February 15, 2007
Last night I rented Hollywoodland, a dark film that flickers with the tarnished glamor of old Hollywood and its mysteries. Weaving together fact and fiction it deals with the death of George Reeves, the hapless wannabe star who got stuck in the role of Superman in early television and died young, purported to be a suicide.
Anyone born in America after 1938 was influenced by the Superman character as a child. I was certain that flying was possible, and remember my own scientific experiments in jumping off the roof to prove it in the backyard of our house on Semmes Avenue in Mobile. (Okay, I didn't actually jump off the roof. I just thought that would get your attention.) I had read Superman Comics and the character was as real to me as he was to the kids who saw him later portrayed on television.

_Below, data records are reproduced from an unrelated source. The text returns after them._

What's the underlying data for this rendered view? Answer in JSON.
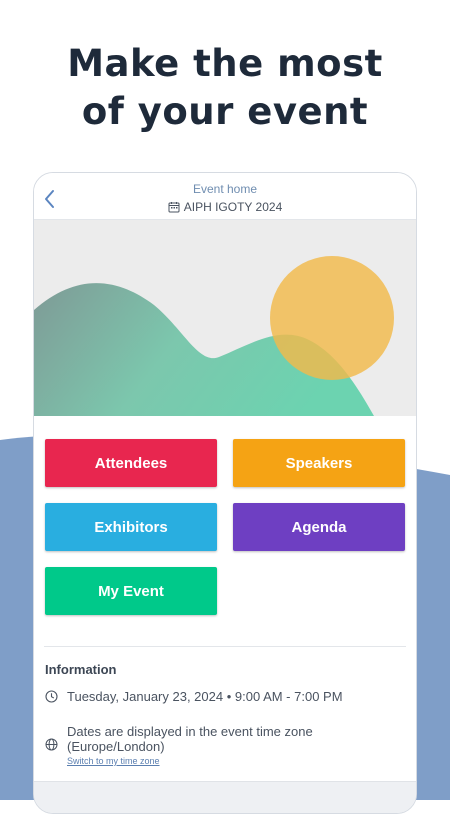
{
  "headline": {
    "line1": "Make the most",
    "line2": "of your event"
  },
  "header": {
    "title": "Event home",
    "event_name": "AIPH IGOTY 2024"
  },
  "tiles": [
    {
      "label": "Attendees",
      "color": "#e8264f"
    },
    {
      "label": "Speakers",
      "color": "#f5a314"
    },
    {
      "label": "Exhibitors",
      "color": "#29aee0"
    },
    {
      "label": "Agenda",
      "color": "#6e3fc2"
    },
    {
      "label": "My Event",
      "color": "#00c98a"
    }
  ],
  "information": {
    "title": "Information",
    "datetime": "Tuesday, January 23, 2024 • 9:00 AM - 7:00 PM",
    "timezone_note_line1": "Dates are displayed in the event time zone",
    "timezone_note_line2": "(Europe/London)",
    "switch_link": "Switch to my time zone"
  },
  "colors": {
    "background_shape": "#7f9ec8",
    "headline": "#1e2a3a",
    "hero_bg": "#ececec",
    "hero_circle": "#f2b94a",
    "hero_wave": "#6cd3b0"
  }
}
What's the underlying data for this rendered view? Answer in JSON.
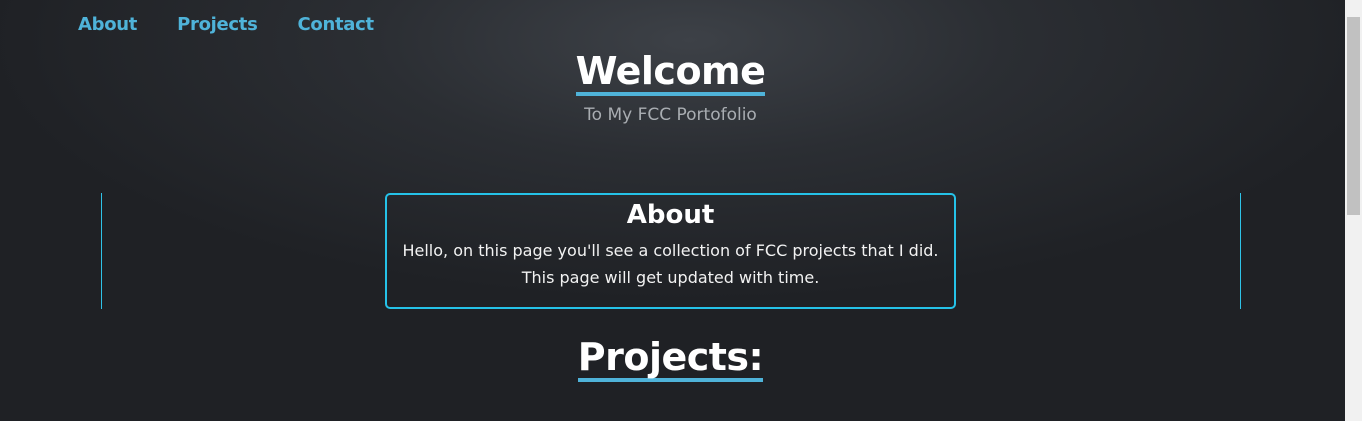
{
  "nav": {
    "items": [
      {
        "label": "About"
      },
      {
        "label": "Projects"
      },
      {
        "label": "Contact"
      }
    ]
  },
  "hero": {
    "title": "Welcome",
    "subtitle": "To My FCC Portofolio"
  },
  "about": {
    "heading": "About",
    "text": "Hello, on this page you'll see a collection of FCC projects that I did. This page will get updated with time."
  },
  "projects": {
    "heading": "Projects:"
  },
  "colors": {
    "accent": "#4fb3d9",
    "border": "#25c2e8",
    "background": "#2b2e33"
  }
}
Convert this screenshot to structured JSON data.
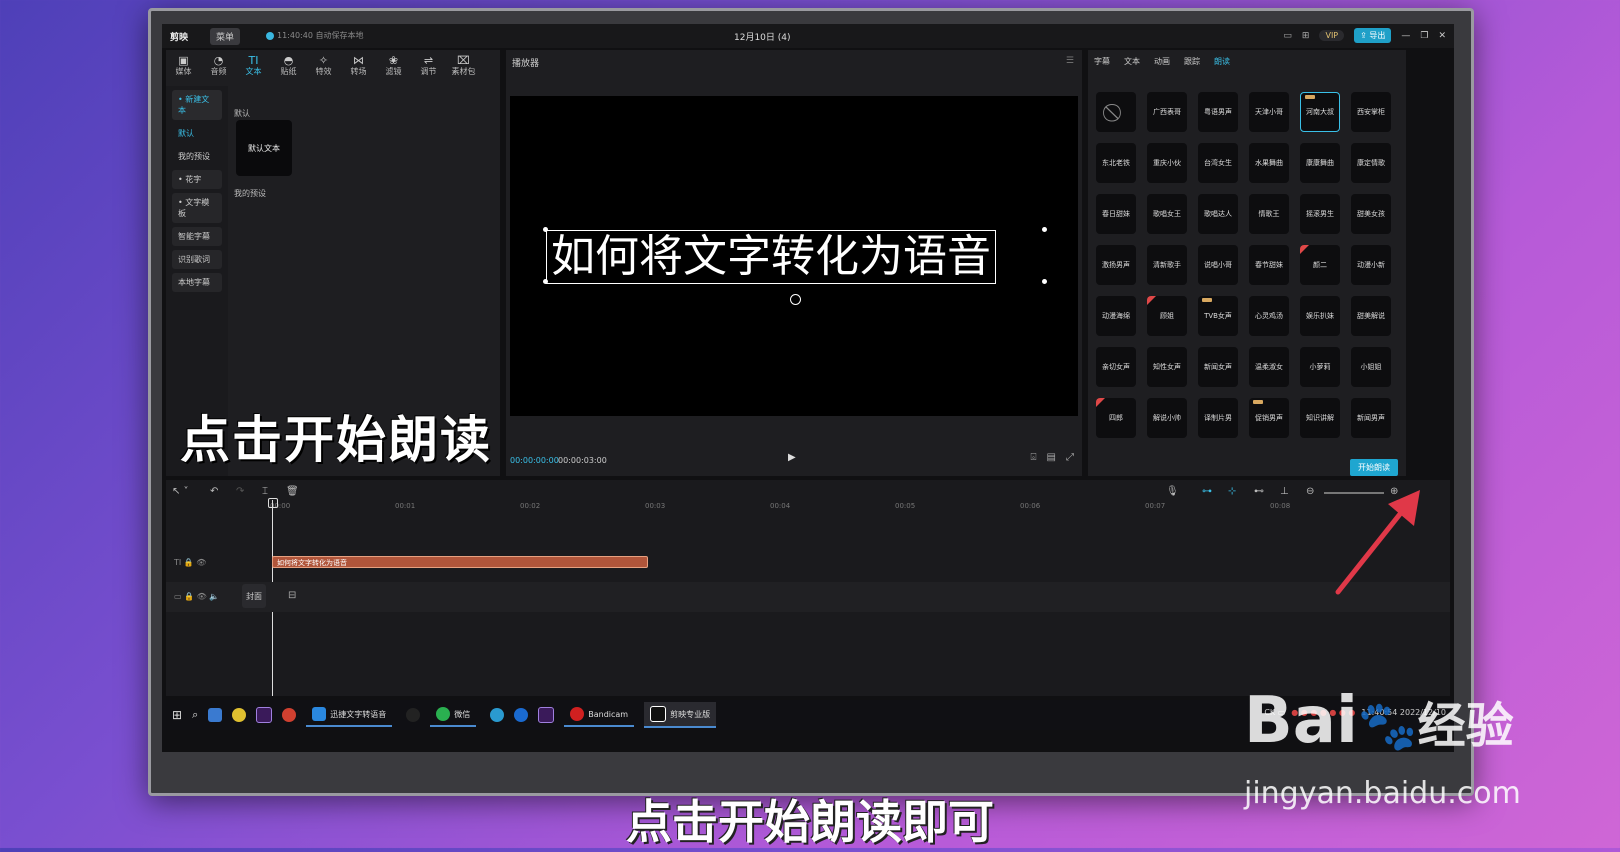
{
  "window": {
    "app_name": "剪映",
    "menu_label": "菜单",
    "autosave": "11:40:40 自动保存本地",
    "project_title": "12月10日 (4)",
    "vip_label": "VIP",
    "export_label": "导出"
  },
  "toolbar": {
    "items": [
      "媒体",
      "音频",
      "文本",
      "贴纸",
      "特效",
      "转场",
      "滤镜",
      "调节",
      "素材包"
    ],
    "active": "文本"
  },
  "sidebar": {
    "items": [
      "• 新建文本",
      "默认",
      "我的预设",
      "• 花字",
      "• 文字模板",
      "智能字幕",
      "识别歌词",
      "本地字幕"
    ]
  },
  "left_panel": {
    "section_default": "默认",
    "default_card": "默认文本",
    "section_my_presets": "我的预设"
  },
  "overlay_caption": "点击开始朗读",
  "player": {
    "title": "播放器",
    "video_text": "如何将文字转化为语音",
    "time_current": "00:00:00:00",
    "time_total": "00:00:03:00"
  },
  "right_panel": {
    "tabs": [
      "字幕",
      "文本",
      "动画",
      "跟踪",
      "朗读"
    ],
    "active_tab": "朗读",
    "voices": [
      "广西表哥",
      "粤语男声",
      "天津小哥",
      "河南大叔",
      "西安掌柜",
      "东北老铁",
      "重庆小伙",
      "台湾女生",
      "水果舞曲",
      "康康舞曲",
      "康定情歌",
      "春日甜妹",
      "歌唱女王",
      "歌唱达人",
      "情歌王",
      "摇滚男生",
      "甜美女孩",
      "激扬男声",
      "清新歌手",
      "说唱小哥",
      "春节甜妹",
      "颜二",
      "动漫小新",
      "动漫海绵",
      "顾姐",
      "TVB女声",
      "心灵鸡汤",
      "娱乐扒妹",
      "甜美解说",
      "亲切女声",
      "知性女声",
      "新闻女声",
      "温柔淑女",
      "小萝莉",
      "小姐姐",
      "四郎",
      "解说小帅",
      "译制片男",
      "促销男声",
      "知识讲解",
      "新闻男声"
    ],
    "selected_voice": "河南大叔",
    "start_button": "开始朗读"
  },
  "timeline": {
    "ruler": [
      "00:00",
      "00:01",
      "00:02",
      "00:03",
      "00:04",
      "00:05",
      "00:06",
      "00:07",
      "00:08"
    ],
    "text_clip": "如何将文字转化为语音",
    "cover_label": "封面"
  },
  "taskbar": {
    "apps": [
      "迅捷文字转语音",
      "微信",
      "Bandicam",
      "剪映专业版"
    ],
    "clock": "11:40:54",
    "date": "2022/12/10"
  },
  "subtitle": "点击开始朗读即可",
  "watermark": {
    "brand_left": "Bai",
    "brand_right": "经验",
    "url": "jingyan.baidu.com"
  }
}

I was old enough to enjoy the tv series as a lark -- Reeves' stolid Man of Steel seemed so incongruous with his almost-pretty face -- but I do know how much he and the character meant to those coonskin-cap wearing hula hooping kids a little younger than I. You could not help but be troubled by the idea of the actor taking his own life, and later rumors circulated that the story had much more in it than that.
Hollywoodland tells one such story, actually paralleling Reeves' life with that of a shallow, opportunistic sleaze of a Hollywood Private Eye looking for a way to make a buck, and finding a story to track. The movie captures the end of the glamor era in Hollywood with first rate performances by Ben Affleck as Reeves, Diane Lane as an aging beauty, and Adrien Brody as the P.I.
Never being a Ben Affleck fan, I admit he won me over with this one. He looks and acts a great deal like Reeves, and here we see him as charming, ambitious and trapped. Diane Lane, always winning, is made up to look older but not old; she carries off that awkward age of a woman in some distress about losing her youthful appeal.
The real story of George Reeves is just as fascinating as the movie version, and I just linked you to it, so I recommend you click on those blue letters and then return here. (I just said that because I'm always linking on the blog and nobody ever seems to go there.)
I also suggest you rent the movie and buy some popcorn or mix up some Manhattans -- the drink of choice in the showbiz 1950's.
I have one more thing to say about me and Superman. My second husband was an actor in summer stock with a youngster named Christopher Reeve. Chris was the hotshot that season, and my husband Jim was, I guess, kind of a George Reeves who was never going to make it in spite of good looks and a certain amount of talent. Chris was impatient to get going on his career, and moved on to New York to work in commercials and on Search for Tomorrow before we saw his name on the marquee reading, "Christopher Reeve as Superman."
When you're on the fringes of show business, you learn to expect the unexpected, and, while it was almost always assured that Chris Reeve was going to be a star, it could not have been known how he would transcend the role of Superman and become a super man in his own right.
5 comments:
That's right, the best Superman of all, Christopher Reeves, was more
your generation than mine. I remember the earlier one. NOT a very
good actor, but what a hunk.
Well, I sure as hell did it more than once.....jumped off the garage roof! I always blamed the pain and bad landings on the bath towel cape...not enough lift. We used to play a Superman game which required the roof jumping or some other similar aeiry spot in the catching of the bad guy. It's a wonder we never really got hurt piling on top of each other from roof high altitudes. We even discovered aluminum (steel) and in bending the new lawn chairs suffered the kryptonite effects of parents for it. I shared the "floating" or flying out of body experience with my Lois Lane. She related the same sort of experience back to me....just above head high gliding with contentment and superiority over what was below. Why is it that so many who reach fame end so poorly when they seem to have it made forever.
george, I suspect you were one of those coonskin-cap-wearing-hula-hoopers I used to trip over on the way to the Friday night dances at the Elks Club.
A couple of things: Ben Afleck doesn't look remotely like George Reeves.
George Reeves was a very good actor - he was constricted by the style of his times, and short rehearsal periods from one show to the next. There are many hints in his work however, of a much deeper character.
Whether or not somebody looks remotely like somebody else or not is, oddly, always a matter of opinion. (For years everybody automatically told me I looked exactly like my mother, but neither she nor I agreed.) I happen to think that Affleck bears a resemblance to Reeves, but you're entitled to your opinion and welcome to voice it here.
A false nose was added in Hollywoodland and to my mind it was not that much of a stretch to see Reeves in Affleck's appearance.